From the Potting Shed we sauntered down to Mudeford just near Christchurch which was glorious. We moseyed around the quay and watched the boats come in and out of the harbour which Daisy found particularly fascinating. The weather was absolutely glorious – baking hot with clear blue skies and just a gentle breeze. Naturally, as it had been at least an hour since breakfast, we were obliged to take a bite of lunch at the café – fish and chips for the girls and a prawn baguette for me. Delicious.

Back to Mary’s to drop her at home and then back to the campsite to drive the van into the hedge. Again. Lovely fish pie for dinner, another episode of Better Call Saul and bed. Two shattered but very comfortable campers. And a dog.

Wednesday morning we had to “break camp” so, after driving the van into the hedge again to detach the awning, we deflated the tent and packed up. Surprisingly, the deflating of the tent was decidedly quicker than its inflating. You live and learn.

Astonishingly, everything went back into the van with not too many missing and/or spare pieces and we set off to Mary’s again to say good-bye. We had decided to make a stop at Salisbury Cathedral on the way home which is only about ten miles up the road from Mary’s. Penny and I had been once before but it was still every bit as stunning as it was the first time round. Again, the weather was gorgeous. We were even able to spot one of the famous Salisbury Peregrine Falcons circling the spire as it swooped down to feed its chicks. Inside it was lovely and cool and, after a brief bite of lunch, it was on the road home again.

So, we survived two days in the campervan as did the dog. The correct parts for the awning have arrived and I’m ready to go again. Where to this time?

Thursday and Friday last week were absolutely gorgeous – more briliiantly hot and sunny weather which was crying out for a bike ride. So, off I went.

Taking this mileage into account I’ve completed Stage 5 of le Tour and am still in the yellow jersey. Since they don’t start for another two weeks I should be able to hang on to the jersey until then.

You Could Not Make It Up? Very quickly – the second of the Prime Minister’s ethics advisers quit on Thursday. I think many people were surprised he even had an ethics adviser because clearly, he has no ethics. The first one resigned about a year ago when the Home Secretary refused to resign having been found guilty of having a bullying and intimidating manner and the Prime Minister refused to sack her. Unprecedented at the time but that was so long ago.

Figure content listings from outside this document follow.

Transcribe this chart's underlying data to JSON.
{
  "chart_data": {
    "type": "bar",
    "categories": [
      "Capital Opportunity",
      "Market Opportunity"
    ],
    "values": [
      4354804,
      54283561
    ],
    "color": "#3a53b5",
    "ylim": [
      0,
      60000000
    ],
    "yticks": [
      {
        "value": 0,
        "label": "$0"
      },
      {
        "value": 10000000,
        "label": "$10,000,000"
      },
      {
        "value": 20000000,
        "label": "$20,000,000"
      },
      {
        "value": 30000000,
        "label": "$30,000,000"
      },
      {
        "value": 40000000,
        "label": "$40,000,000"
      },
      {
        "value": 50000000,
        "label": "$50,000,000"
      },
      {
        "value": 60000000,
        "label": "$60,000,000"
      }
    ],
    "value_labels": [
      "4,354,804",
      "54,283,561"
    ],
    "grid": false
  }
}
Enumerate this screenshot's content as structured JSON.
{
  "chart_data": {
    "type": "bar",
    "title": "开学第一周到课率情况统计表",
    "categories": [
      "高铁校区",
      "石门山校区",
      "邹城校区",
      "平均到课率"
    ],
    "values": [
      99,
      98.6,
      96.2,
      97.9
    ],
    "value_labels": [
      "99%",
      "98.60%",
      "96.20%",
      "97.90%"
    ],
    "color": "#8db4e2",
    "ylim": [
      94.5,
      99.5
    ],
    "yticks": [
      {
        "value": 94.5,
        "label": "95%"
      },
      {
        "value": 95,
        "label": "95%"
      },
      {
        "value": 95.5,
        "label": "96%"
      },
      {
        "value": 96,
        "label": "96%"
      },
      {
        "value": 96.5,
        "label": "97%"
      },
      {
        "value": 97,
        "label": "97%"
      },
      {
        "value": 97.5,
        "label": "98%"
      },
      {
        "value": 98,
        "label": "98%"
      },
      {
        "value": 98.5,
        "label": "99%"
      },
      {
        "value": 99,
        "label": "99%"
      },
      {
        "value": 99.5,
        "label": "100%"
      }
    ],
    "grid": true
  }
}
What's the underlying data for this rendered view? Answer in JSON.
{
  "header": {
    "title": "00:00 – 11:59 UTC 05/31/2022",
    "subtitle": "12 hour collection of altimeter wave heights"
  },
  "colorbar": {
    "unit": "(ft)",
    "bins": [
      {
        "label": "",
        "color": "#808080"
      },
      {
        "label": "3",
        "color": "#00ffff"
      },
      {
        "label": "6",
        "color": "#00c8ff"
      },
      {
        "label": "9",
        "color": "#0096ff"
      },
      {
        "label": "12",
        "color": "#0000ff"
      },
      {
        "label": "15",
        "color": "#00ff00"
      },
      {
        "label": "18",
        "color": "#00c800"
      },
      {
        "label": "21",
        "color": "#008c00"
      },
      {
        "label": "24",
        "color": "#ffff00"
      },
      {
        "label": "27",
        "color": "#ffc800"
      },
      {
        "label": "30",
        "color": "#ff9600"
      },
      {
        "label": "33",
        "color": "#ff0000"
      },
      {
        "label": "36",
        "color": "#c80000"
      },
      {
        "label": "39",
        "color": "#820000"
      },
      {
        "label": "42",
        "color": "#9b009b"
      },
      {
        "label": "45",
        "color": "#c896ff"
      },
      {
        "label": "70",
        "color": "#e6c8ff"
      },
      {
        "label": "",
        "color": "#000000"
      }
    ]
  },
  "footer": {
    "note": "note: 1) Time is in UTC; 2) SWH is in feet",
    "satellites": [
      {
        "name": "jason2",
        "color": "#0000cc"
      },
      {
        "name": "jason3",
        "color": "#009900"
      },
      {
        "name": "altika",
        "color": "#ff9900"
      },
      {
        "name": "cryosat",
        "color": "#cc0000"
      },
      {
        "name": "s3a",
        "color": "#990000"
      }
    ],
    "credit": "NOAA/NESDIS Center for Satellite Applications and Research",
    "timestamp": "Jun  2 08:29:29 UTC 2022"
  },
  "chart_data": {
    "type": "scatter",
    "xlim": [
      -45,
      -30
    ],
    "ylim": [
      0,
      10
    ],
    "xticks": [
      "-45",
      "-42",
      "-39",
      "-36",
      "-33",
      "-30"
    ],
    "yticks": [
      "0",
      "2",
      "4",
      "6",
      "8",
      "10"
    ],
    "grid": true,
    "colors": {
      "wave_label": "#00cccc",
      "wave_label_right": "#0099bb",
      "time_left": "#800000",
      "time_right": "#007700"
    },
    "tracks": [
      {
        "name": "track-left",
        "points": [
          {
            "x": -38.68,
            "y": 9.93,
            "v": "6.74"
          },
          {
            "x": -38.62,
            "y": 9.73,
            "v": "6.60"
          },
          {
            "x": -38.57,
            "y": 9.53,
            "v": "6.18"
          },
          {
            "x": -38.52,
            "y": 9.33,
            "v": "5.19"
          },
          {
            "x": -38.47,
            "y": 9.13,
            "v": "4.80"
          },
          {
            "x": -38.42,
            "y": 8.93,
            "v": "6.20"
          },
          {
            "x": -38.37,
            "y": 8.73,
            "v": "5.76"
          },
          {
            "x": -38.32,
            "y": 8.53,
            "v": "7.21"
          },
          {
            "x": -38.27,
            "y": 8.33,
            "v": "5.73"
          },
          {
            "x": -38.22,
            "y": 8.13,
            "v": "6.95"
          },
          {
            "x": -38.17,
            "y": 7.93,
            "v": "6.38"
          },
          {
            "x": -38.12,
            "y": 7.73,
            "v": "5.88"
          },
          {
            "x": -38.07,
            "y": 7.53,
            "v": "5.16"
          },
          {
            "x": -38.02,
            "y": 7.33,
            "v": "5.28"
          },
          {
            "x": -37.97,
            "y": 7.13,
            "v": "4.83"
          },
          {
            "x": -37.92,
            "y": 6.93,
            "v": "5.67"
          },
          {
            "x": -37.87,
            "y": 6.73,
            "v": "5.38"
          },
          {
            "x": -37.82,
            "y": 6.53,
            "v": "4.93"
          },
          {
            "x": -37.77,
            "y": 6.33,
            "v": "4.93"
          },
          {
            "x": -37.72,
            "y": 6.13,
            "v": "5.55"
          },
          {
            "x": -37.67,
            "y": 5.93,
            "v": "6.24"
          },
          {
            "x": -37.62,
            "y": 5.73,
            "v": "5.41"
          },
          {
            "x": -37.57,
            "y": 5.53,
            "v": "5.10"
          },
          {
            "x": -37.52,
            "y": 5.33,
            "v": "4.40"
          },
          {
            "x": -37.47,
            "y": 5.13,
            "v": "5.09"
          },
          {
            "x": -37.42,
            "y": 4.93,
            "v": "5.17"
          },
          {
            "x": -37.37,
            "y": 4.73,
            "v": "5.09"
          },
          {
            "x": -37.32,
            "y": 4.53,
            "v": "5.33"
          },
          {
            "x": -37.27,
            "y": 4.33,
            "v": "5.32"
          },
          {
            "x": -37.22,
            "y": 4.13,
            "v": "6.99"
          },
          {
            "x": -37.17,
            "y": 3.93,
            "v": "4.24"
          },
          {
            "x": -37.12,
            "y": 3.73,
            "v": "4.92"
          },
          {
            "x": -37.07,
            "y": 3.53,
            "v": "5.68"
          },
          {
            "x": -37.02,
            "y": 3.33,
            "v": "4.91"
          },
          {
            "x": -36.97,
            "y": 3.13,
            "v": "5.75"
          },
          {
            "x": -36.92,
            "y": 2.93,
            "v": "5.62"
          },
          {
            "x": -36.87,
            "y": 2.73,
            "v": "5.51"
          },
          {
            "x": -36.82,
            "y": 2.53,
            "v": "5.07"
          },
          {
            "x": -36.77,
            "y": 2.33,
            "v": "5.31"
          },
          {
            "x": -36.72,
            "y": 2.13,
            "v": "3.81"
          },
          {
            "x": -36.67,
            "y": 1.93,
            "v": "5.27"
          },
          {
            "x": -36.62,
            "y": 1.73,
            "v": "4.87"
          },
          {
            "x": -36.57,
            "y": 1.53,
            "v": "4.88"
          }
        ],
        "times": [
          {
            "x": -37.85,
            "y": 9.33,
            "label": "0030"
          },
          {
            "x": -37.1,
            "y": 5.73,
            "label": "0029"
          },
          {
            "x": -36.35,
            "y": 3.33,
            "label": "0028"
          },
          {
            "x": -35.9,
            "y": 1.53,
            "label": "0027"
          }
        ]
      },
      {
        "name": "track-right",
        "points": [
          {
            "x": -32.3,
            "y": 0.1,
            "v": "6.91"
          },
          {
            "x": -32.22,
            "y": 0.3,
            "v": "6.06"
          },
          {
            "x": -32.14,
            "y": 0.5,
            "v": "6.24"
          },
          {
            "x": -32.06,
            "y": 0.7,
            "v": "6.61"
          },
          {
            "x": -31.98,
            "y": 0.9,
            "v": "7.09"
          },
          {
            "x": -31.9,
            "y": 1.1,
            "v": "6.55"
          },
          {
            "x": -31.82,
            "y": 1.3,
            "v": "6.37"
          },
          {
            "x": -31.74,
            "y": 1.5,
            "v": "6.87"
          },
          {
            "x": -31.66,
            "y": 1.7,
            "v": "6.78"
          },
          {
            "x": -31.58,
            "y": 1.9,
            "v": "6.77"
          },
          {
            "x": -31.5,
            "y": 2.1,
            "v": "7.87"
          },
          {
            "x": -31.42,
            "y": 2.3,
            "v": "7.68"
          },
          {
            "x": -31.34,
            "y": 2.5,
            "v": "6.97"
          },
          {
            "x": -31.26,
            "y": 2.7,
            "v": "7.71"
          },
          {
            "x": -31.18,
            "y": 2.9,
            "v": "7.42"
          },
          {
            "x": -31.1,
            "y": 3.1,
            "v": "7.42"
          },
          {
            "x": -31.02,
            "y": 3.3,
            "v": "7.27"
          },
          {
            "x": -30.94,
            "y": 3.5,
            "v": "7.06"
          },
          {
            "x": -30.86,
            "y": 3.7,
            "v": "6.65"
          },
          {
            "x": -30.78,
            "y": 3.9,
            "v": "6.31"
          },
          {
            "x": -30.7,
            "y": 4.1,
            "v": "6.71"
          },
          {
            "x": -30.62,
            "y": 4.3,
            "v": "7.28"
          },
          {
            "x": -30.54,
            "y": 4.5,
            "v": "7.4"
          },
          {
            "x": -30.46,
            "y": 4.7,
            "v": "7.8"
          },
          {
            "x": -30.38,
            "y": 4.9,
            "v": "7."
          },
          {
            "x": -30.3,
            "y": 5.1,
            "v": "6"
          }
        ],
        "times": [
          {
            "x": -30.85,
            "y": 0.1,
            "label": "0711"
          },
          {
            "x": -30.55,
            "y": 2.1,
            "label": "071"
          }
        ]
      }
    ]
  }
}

The latest resigned because he found himself in the invidious position of having to defend the indefensible and, according to one friend, he was fed up of being lied to.

The prime minister has now driven both of his own handpicked ethics advisers to resign in despair. Two in two years. It’s a badge of shame for this government.

Fleur Anderson, MP

That’s putting it mildly. Or, as someone else put it, “To lose one ethics adviser may be regarded as a misfortune; to lose both looks like carelessness.” Or symptomatic of someone with no ethics, no morals, no compassion and an extraordinarily inflated sense of entitlement to whom normal rules and standards don’t apply.

In the recent vote of confidence of Conservative MPs 41% voted that they had no confidence in him. Imagine how embarrased they’re going to be when they find out it was them who selected him as leader of the Conservative party in the first place.

Meanwhile, keep happy, keep smiling, be careful, wear a f**king facemask in crowded places and keep your distance. And keep safe.